Aotearoa is still in a strong position to battle Covid-19 despite a record number of new community cases today, Deputy Prime Minister Grant Robertson says.
Robertson and Director General of Health Ashley Bloomfield have revealed the latest on government's response to the Delta outbreak.
Watch the briefing here:
There were 102 community cases reported today, the first time the number of new cases has reached triple figures.
Dr Bloomfield said on the current trajectory there could be up to 180 cases a day within two to three weeks. The number of these cases that ended up in hospital would depend on how many have been vaccinated, he said.
The latest modelling showed there were not a large amount of undetected cases, and the numbers being found were what would be expected, he said.
"Our sense at the moment is we are finding most of the cases out there."
Robertson said watching the ups and downs of the daily numbers could be a "bit of an emotional rollercoaster".
"We can expect to see case numbers rise. We do still want to keep them under control and we are working hard to do that and we thank Aucklanders in their cooperation in doing so. While keeping a lid on case numbers is important to reducing hospital admissions and reducing pressure on our health system, case numbers in and of themselves are not the only measure we need to use to assess the severity of the outbreak."
It was estimated that in future 90 percent of Covid-19 cases would be able to be treated at home, but the vaccine remained the key to keeping people and communities safe, he said.
"We are in a strong position but we do need to build on that and see more people vaccinated."
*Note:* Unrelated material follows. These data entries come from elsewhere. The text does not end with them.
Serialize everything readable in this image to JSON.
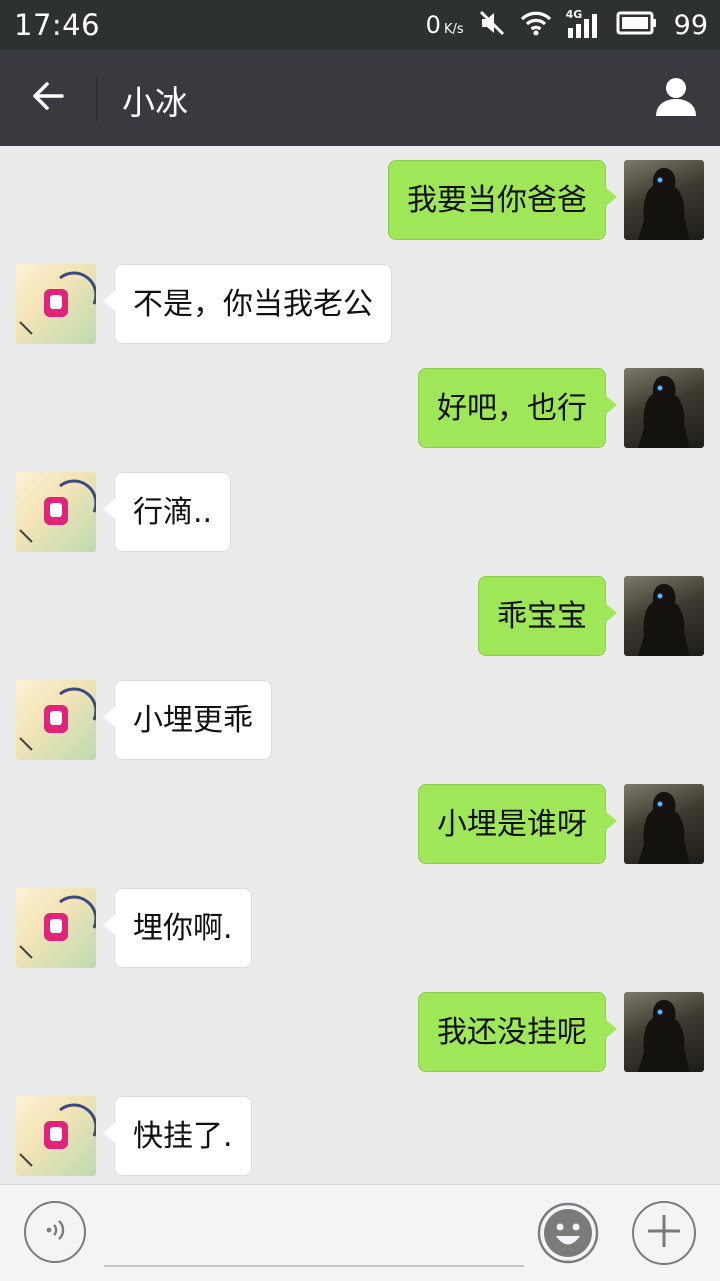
{
  "status_bar": {
    "time": "17:46",
    "net_speed": "0",
    "net_unit": "K/s",
    "network": "4G",
    "battery_level": "99",
    "icons": [
      "mute-icon",
      "wifi-icon",
      "signal-icon",
      "battery-icon"
    ]
  },
  "header": {
    "title": "小冰",
    "back_icon": "arrow-left-icon",
    "profile_icon": "person-icon"
  },
  "messages": [
    {
      "side": "right",
      "sender": "me",
      "text": "我要当你爸爸"
    },
    {
      "side": "left",
      "sender": "小冰",
      "text": "不是，你当我老公"
    },
    {
      "side": "right",
      "sender": "me",
      "text": "好吧，也行"
    },
    {
      "side": "left",
      "sender": "小冰",
      "text": "行滴.."
    },
    {
      "side": "right",
      "sender": "me",
      "text": "乖宝宝"
    },
    {
      "side": "left",
      "sender": "小冰",
      "text": "小埋更乖"
    },
    {
      "side": "right",
      "sender": "me",
      "text": "小埋是谁呀"
    },
    {
      "side": "left",
      "sender": "小冰",
      "text": "埋你啊."
    },
    {
      "side": "right",
      "sender": "me",
      "text": "我还没挂呢"
    },
    {
      "side": "left",
      "sender": "小冰",
      "text": "快挂了."
    }
  ],
  "input_bar": {
    "text_value": "",
    "voice_icon": "voice-icon",
    "emoji_icon": "smiley-icon",
    "plus_icon": "plus-icon"
  },
  "colors": {
    "status_bar": "#2e3132",
    "title_bar": "#393a3f",
    "chat_bg": "#ebebeb",
    "bubble_me": "#9fe658",
    "bubble_other": "#ffffff"
  }
}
RNZ reported today an Auckland emergency nurse saying overworked nurses feared hospitals were not ready for the Covid-19 tsunami - and often though about quitting.
Health Minister Andrew Little said anyone with Covid-19 in New Zealand would be cared for and about 14,000 extra nurses had now been trained to work in an intensive care unit. More workers would be joining the system in about a month after MIQ rooms were put aside for them to enter the country.
Dr Bloomfield said authorities would not let New Zealand's hospitals get to a position where they were overwhelmed.
Robertson said there was a difference between how pressure is managed in the system and whether or not it is manageable.
"And we do believe that it is manageable but as we get to a greater number of cases, particularly a greater number of hospitalisations, then hospitals have to start managing their resources and that is the process that they've been planning for, for some time."
Asked if the rise in cases today will lead to a change in the decision to allow year 11 to 13 students back to school in Auckland on Tuesday, Dr Bloomfield said further advice would be offered to the government on this over the weekend.